Streng war er als Vater, und er war viel arbeiten. Die Jungs mussten bald kochen, putzen, einkaufen. Doch Rolf schaffte es irgendwie, immer zur richtigen Zeit an der richtigen Stelle zu sein. Fragte in der Schule bei den Lehrern nach, wie es läuft. Stand im Taxi vor der Schule, um zu schauen, ob die Jungs auch dort ankamen. Fuhr sie im Taxi zum Fußballtraining. Am Wochenende aber besuchten sie ihn bei seinen Spielen, denn Rolf war Schiedsrichter. Er pfiff bis zur Oberliga. In Neukölln, da wo er wohnte, trainierte er diverse Kindermannschaften.
Ein Schulfreund seines Sohnes kam aus dem Libanon. Als seine Familie vom Flüchtlingsheim in die erste eigene Wohnung ziehen durfte, organisierte Rolf die Möbel. Als sein Sohn mit einem Schwerstbehinderten arbeitete, fuhr er beide von A nach B. Als der Krieg in der Ukraine losbrach, sammelte er Ukrainer an der Grenze ein und brachte sie nach Berlin.

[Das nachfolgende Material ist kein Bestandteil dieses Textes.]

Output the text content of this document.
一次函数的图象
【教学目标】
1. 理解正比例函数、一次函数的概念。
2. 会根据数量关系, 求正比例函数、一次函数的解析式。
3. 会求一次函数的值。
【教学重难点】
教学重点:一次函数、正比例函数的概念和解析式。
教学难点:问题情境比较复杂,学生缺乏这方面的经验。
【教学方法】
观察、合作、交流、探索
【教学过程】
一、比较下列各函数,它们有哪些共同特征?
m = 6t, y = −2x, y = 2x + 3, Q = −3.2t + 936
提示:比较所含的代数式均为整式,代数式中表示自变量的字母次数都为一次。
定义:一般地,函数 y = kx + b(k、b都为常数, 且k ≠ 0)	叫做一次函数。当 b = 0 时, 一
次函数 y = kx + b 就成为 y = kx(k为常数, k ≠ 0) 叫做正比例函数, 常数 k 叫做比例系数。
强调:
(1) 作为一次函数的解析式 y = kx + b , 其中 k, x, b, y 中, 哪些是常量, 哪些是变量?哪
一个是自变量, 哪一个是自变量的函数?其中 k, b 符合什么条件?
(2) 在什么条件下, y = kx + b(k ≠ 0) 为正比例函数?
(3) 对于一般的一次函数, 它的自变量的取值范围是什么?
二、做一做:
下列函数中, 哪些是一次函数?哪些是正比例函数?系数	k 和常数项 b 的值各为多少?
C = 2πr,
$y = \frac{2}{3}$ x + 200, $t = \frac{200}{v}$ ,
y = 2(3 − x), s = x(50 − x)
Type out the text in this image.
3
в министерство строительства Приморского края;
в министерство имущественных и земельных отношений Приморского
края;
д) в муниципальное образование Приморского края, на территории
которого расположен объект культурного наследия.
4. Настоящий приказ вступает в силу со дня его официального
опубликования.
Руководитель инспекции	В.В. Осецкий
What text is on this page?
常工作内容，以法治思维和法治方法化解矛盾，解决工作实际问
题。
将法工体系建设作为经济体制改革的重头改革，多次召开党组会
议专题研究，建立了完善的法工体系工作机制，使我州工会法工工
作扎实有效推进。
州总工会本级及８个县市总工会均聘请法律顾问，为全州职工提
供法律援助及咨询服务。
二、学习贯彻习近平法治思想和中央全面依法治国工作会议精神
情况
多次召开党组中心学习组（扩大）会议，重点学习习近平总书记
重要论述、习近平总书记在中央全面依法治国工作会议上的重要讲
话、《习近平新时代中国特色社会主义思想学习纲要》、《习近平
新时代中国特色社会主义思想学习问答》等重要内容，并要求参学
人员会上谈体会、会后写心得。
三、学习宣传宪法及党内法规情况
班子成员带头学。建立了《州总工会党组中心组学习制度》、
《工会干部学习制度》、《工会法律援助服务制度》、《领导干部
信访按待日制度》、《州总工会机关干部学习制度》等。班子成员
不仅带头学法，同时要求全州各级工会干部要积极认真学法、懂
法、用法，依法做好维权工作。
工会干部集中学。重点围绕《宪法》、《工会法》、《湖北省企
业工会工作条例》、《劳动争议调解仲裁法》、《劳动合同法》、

Etwas anderes als Taxifahren konnte er sich gar nicht vorstellen. Das Auto, beginnen und aufhören, wann er wollte. Obwohl es keine echte Freiheit war, das wusste auch Rolf. Der Verdienst so gering, dass man eine Frau braucht, um sich das Geschäft zu leisten - so ein gängiger Spruch unter Taxifahrern. Rolf liebte es, nicht zu wissen, mit wem er als nächstes ins Gespräch kommen würde. Er liebte es aber auch, am Flughafen Tegel mit den Kollegen Skat auf der Motorhaube zu spielen, um Centbeträge.
Was Rolf weniger liebte, waren die neuen Fahrdienste à la Uber. Da konnte er fuchsig werden, wenn er die vielen neuen Wagen sah, die den Taxis die Kunden wegschnappen ohne Taxischein, Taxameter und Kontrolle. Immer wieder traf er sich mit Politikern, dann hatte der Innungsvorsitzende zwar ein Hemd an, darüber aber stets die Lederweste, auf dem Kopf die Schiebermütze und unter der Nase den großen Schnurbart. So sprach er auch auf Demos oder stürmte Veranstaltungen und schlug für die Taxifahrer und deren Zukunft Rabatz.
Rolf in Rente? Niemand konnte sich das vorstellen. Kurz bevor es soweit war, starb er an einem Herzinfarkt.